Outubro, “ser discípulo missionário”

Outubro, “ser discípulo missionário”

No Vídeo do Papa de outubro, o Papa Francisco pede que todos sejam discípulos missionários na vida cotidiana, nas atividades do dia-a-dia, testemunhando o encontro com Jesus e vivendo inspirados pelo Evangelho.

Esta missão a que todos nós batizados somos chamados centra-se, sobretudo, em

“estarmos disponíveis ao Seu chamado e vivermos unidos ao Senhor nas coisas mais cotidianas, no trabalho, nos encontros, nas ocupações diárias, nas casualidades de cada dia, deixando-nos sempre guiar pelo Espírito Santo”.
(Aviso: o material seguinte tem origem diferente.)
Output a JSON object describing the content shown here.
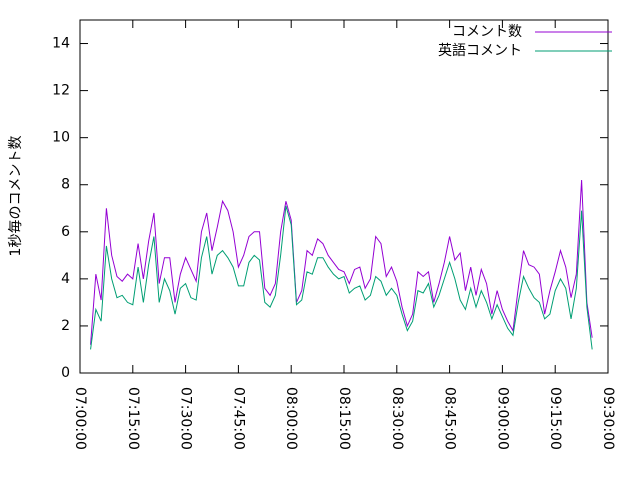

Este mês o Papa reforça este apelo, convidando homens e mulheres a deixarem-se “mover” por Cristo e assim darem testemunho de uma vida que contagia os outros, que atrai sem forçar nem exigir. No vídeo, ele nos diz que cada testemunho de vida provoca admiração, e a admiração faz com que os outros se perguntem: “Como é possível que ele seja assim?” ou “De onde essa pessoa tira o amor com que trata a todos, a gentileza, o bom humor?”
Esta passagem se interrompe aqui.